How the heck is it mid-August already?! Wasn't it just January!? The older I get, the faster time flies by. To slow time down a bit, I really like to spend my evenings cooking. I'm not the type to make "quick and easy" suppers, because I just enjoy it too much.  One thing I'm kind of obsessive about is keeping my fridge clean. By clean I mean that I like to use all of my fresh ingredients in the fridge before I buy anything else. I hate wasting food, and I hate a cluttered fridge. Because of this, my style of cooking is what I like to call "MacGyver Style," where I take what I have and create something delicious from it.  This is almost always seasonal, and sometimes it turns out better than others.

Photos courtesy Robin Dienel.

It took a while for this creative and instinctive cooking skill to bubble to the surface, but I have really honed my ability. If you know me, I'm quite vocal about my love for creating a dish out of what some would deem as strange ingredients, and I'm constantly playing "Chopped" with myself during the week. Because of this, my friends often text me a list of ingredients and say "HELP!"

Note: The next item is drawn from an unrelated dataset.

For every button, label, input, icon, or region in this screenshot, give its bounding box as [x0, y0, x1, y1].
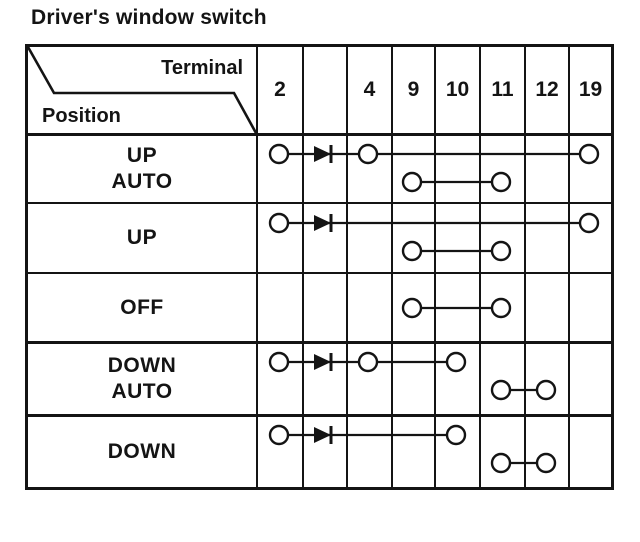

One such friend, Hangry District contributor Robin Dienel, sent me a list of farm fresh ingredients in need of inspiration.  So with that I give you, Charred Garden Vegetables with Blood Orange Sweet Potato Mash. Here's how we did it:


Photos courtesy Robin Dienel.

Charred Garden Vegetables with Blood Orange Sweet Potato Mash

Hangry Timer: 30 minutes
Feeds: 1-2
Cost: Varies depending on your garden ;)

What you Need:

1 handful Green Beans, trimmed
1 Yellow Onion, quartered
1 cup Cauliflower, cut into florets
1 Sweet Potato, mashed
3 Tbsp. Butter
1/2 Blood Orange, juiced
5 Cherries, halved and pitted
1 tsp. Curry Powder
Red Pepper Flakes, or a spice of your preference
Wedge of Blue Cheese (optional)
Olive Oil
Salt
Pepper
 

What to do with it:

Preheat oven to 400º F.

Boil sweet potato until it is fork tender.  Mash until smooth. Add butter and a big squeeze of blood orange. Stir to combine. Add salt to taste.

While the potato is boiling arrange the cauliflower, and onion on a baking sheet.  Drizzle with olive oil and sprinkle with salt, curry powder, and red pepper flakes.  Toss to coat.

Roast the onion and cauliflower for 10 minutes.  Add the beans, coated with a drizzle of olive oil and salt, and continue roasting all three vegetables for 10 more minutes. Taste and season if necessary.

Swoosh the sweet potato mash onto the bottom of a plate.  Top with the roasted vegetables. Finish with halved cherries, a squeeze of the blood orange, a wedge of cheese if you like, and a sprinkle of fresh parsley.

DEVOUR!


Cali is ready for garden supper! Photos courtesy Robin Dienel.

Photos courtesy Robin Dienel.



*Use whatever vegetables you have available. You can also create a mash out of hard squash, parsnips, carrot, white potato, etc. Be creative!